4- Bir arkadaşım diyor ki; yahu Allah rızası için dizinin ismine bak, hizaya gel; SADAKATSİZ. Yani böyle şey mi olur? Milletin aklıyla oynuyorlar. Eve geldim ki bu dizi oynuyor. Hayatta hanıma şunu izle, bunu izleme demem. Ama dedim, izlemeyeceksin. Konusu beni ilgilendirmiyor. Zaten isminde meymenet yok. Ben anlamıyorum RTÜK memurları daha film yayın hayatına girmeden niçin uyarı vermezler. Bir kelime adamı idama götürür ve bir kelime adamı darağacından kurtarır. Kelimelerin gücüne inanmamız gerekiyor. Ülkem ve halkım adına bu tür isminde bile huzursuzluk kokan dizileri, oyuncuları, destekleyenleri ve buna gönlü razı olanları Allah'a havale ediyorum.

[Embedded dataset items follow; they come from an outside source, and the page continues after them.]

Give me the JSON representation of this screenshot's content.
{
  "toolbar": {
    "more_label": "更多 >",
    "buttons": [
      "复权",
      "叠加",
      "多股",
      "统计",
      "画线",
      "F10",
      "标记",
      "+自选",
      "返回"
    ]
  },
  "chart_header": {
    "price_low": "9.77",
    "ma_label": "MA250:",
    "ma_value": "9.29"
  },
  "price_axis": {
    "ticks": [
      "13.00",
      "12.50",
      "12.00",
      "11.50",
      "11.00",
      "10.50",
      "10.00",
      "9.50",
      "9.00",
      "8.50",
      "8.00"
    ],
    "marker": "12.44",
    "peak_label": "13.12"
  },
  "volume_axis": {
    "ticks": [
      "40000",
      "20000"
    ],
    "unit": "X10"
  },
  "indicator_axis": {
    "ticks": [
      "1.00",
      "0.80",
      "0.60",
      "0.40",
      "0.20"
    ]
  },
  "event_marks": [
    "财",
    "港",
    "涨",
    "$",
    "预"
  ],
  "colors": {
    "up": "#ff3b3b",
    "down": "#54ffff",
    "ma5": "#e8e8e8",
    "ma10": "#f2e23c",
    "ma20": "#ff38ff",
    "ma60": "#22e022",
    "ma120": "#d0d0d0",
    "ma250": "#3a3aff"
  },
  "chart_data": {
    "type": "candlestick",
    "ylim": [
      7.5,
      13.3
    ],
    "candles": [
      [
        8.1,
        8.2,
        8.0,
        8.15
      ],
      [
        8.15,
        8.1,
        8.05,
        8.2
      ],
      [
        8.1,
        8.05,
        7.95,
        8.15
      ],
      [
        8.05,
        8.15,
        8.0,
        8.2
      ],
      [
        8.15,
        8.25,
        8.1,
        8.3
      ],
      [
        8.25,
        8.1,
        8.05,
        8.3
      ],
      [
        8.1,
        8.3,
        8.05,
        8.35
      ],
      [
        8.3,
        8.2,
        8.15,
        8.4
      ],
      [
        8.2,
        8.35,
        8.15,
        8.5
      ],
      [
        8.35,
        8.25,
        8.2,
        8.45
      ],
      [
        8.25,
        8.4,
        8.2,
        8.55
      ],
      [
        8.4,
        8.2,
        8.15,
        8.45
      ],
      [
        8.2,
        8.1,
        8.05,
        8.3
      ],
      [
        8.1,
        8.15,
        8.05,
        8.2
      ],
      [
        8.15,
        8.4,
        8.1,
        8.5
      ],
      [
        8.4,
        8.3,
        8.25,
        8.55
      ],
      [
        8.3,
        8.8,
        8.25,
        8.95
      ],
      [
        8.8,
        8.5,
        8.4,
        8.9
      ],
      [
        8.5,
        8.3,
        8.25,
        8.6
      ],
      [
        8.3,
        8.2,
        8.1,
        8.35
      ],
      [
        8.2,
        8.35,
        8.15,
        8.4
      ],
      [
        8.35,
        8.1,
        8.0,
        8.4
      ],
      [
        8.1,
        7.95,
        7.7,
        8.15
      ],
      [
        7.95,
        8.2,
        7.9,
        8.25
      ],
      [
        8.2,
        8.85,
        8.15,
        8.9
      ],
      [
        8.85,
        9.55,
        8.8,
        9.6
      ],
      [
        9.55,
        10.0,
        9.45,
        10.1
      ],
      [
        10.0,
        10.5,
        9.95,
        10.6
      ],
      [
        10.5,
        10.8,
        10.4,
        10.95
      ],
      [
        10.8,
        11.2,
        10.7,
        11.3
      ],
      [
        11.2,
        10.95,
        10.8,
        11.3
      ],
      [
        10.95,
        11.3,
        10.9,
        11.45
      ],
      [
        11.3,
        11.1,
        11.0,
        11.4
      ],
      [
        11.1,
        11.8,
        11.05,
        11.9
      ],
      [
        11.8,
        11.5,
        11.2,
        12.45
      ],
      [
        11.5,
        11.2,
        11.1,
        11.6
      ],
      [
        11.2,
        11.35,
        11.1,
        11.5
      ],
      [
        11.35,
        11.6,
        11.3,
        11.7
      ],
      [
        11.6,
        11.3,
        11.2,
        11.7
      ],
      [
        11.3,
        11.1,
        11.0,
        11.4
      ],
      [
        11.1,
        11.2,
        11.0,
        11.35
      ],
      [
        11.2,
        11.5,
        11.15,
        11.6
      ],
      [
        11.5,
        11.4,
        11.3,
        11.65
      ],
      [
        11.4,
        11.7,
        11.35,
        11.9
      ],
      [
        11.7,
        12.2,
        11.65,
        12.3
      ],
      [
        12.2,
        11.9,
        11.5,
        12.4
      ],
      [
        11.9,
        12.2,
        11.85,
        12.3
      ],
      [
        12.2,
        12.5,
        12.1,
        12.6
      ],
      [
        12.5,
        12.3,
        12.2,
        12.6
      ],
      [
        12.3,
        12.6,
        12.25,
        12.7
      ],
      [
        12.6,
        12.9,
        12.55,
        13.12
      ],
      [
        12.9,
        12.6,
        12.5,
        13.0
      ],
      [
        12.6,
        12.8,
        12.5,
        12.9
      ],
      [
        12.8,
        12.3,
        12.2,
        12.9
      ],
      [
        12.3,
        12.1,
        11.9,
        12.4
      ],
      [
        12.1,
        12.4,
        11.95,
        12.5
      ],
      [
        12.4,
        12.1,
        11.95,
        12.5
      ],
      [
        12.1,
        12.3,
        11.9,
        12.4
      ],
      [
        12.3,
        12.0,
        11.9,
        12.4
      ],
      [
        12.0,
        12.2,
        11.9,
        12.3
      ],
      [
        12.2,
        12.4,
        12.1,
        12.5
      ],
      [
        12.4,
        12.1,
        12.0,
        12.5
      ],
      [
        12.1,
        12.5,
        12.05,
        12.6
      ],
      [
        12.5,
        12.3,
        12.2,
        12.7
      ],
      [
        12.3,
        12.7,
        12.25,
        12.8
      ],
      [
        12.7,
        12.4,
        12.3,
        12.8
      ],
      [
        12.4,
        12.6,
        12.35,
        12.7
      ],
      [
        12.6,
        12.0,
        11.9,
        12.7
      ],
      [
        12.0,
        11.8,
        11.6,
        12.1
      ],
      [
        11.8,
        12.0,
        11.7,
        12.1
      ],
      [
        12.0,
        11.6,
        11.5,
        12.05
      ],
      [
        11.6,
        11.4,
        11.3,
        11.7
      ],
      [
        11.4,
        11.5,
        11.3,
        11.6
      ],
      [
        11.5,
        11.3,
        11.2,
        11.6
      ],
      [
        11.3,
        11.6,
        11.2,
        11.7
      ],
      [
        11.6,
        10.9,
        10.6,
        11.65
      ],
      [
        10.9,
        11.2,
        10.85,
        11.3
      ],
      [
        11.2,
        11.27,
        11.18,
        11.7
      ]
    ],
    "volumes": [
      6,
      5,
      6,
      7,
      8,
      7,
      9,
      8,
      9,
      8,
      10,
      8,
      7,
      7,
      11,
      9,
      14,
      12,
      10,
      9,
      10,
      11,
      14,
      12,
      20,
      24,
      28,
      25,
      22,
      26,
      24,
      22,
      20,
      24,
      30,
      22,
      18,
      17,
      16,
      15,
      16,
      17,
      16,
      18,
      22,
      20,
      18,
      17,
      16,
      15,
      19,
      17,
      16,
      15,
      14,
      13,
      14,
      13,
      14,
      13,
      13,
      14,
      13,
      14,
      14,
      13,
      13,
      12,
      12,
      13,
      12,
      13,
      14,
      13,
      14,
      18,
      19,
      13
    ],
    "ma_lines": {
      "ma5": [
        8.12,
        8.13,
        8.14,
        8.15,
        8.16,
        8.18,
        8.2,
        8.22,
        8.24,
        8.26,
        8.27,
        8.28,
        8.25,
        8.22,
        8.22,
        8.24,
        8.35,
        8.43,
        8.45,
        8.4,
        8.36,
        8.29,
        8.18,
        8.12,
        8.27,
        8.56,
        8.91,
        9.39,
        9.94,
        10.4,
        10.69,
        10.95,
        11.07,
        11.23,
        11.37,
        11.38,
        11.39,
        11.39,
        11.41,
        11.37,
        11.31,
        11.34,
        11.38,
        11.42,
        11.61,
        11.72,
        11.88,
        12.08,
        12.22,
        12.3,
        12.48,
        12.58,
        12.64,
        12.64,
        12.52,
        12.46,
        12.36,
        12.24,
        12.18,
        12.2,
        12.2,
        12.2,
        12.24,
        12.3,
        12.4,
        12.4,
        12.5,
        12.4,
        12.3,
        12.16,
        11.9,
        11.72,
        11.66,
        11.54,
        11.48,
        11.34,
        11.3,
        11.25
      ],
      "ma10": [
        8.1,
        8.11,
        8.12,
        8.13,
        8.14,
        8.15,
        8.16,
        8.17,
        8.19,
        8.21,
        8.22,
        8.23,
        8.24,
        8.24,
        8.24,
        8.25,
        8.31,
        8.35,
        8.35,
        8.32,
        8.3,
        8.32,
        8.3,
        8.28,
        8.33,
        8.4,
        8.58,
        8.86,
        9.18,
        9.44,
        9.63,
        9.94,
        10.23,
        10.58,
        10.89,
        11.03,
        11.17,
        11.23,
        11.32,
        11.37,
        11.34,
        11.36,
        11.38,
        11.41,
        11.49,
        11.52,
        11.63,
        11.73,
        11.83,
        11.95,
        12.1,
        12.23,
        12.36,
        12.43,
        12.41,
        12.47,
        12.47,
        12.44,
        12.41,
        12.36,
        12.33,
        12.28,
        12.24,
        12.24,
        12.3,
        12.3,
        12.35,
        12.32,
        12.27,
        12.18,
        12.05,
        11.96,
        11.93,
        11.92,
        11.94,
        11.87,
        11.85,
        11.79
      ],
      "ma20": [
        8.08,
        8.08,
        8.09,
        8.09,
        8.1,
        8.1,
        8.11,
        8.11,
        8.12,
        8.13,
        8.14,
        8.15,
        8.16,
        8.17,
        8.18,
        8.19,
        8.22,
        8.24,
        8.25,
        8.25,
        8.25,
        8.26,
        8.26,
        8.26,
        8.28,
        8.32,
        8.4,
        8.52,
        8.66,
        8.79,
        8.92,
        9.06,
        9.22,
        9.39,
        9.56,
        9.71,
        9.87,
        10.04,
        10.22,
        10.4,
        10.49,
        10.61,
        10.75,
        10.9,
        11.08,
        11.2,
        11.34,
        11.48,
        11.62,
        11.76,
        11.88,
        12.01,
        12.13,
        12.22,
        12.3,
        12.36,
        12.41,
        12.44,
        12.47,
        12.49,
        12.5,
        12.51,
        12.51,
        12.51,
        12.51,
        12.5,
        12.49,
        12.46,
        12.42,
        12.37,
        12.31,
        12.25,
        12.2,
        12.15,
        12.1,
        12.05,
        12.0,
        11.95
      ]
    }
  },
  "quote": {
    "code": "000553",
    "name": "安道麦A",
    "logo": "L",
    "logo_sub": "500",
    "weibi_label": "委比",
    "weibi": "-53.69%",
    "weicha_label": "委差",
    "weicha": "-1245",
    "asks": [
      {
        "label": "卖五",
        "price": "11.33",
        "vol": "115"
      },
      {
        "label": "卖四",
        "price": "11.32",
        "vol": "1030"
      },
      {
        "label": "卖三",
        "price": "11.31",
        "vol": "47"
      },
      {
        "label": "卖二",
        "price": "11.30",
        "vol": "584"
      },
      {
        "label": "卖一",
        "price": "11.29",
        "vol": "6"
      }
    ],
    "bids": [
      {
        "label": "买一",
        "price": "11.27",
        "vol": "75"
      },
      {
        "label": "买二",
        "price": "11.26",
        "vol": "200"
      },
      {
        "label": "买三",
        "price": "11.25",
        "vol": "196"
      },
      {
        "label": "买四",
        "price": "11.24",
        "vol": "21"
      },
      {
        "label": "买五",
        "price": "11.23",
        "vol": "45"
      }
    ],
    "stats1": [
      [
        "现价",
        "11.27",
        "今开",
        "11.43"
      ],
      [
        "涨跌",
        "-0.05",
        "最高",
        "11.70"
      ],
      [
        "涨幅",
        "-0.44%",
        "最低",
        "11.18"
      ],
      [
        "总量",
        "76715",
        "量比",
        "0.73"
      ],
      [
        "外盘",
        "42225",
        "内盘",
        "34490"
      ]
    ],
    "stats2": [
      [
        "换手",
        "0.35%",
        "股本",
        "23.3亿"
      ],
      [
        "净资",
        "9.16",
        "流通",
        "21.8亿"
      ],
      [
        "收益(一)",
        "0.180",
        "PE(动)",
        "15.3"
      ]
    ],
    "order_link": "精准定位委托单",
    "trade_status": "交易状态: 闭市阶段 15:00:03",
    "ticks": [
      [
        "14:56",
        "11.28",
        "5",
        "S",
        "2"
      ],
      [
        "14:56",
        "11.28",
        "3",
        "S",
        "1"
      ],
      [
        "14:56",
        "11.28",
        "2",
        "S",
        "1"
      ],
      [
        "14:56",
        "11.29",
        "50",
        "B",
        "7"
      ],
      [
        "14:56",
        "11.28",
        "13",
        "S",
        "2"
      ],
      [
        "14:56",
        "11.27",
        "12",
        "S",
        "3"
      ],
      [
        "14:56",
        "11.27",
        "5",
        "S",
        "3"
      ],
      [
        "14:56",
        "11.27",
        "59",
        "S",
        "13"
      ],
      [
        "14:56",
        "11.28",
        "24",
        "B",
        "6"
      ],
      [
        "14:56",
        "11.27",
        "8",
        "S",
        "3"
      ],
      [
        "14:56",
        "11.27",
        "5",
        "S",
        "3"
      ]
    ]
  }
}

5- Baz istasyonlarının su depolarıyla kamufle edildiğini biliyor muydunuz? Ya da bazı akar-yakıt reklam panoları veya saat kulesi içine. Kimisi de kolon şeklinde apartmanın tepesine gizliyi veriyor. Bu işte daha önce çalışmış ve enva-i çeşit yollarla baz istasyonlarını gizlediklerini anlatan kişi beni şaşırtmıştı. Batman'daki birçok apartmanın tepesinde bu gizli baz istasyonları var. Sırf para kazanmak için her türlü olaya razı gelenlere laf söyleyebilirsiniz ama şu da bir gerçek ki mobil telefonlarımızın her noktadan çekmesini de sağlayanlar işte bu baz istasyonlarının kendisi. Artık verem mi oluruz, kanser mi, bilemedim şimdi :)
Kitap zamanı: Yazar Markus Zusak'ın HİÇ adlı romanı. Martı Yayınları tarafından 2013'te ülkemizde yayına sunulan eser hoşça vakit geçirmek için okunabilecek 460 sayfalık bir eser. Hayatın keşmekeşinden, pandeminin ve dövizin pik yapmasından ve gıda başta olmak üzere ev ve araçlara gelen fahiş zamdan bunalanlara son yılların yabancı romanlarını öneririm, kafayı dağıtmaya iyi geliyor.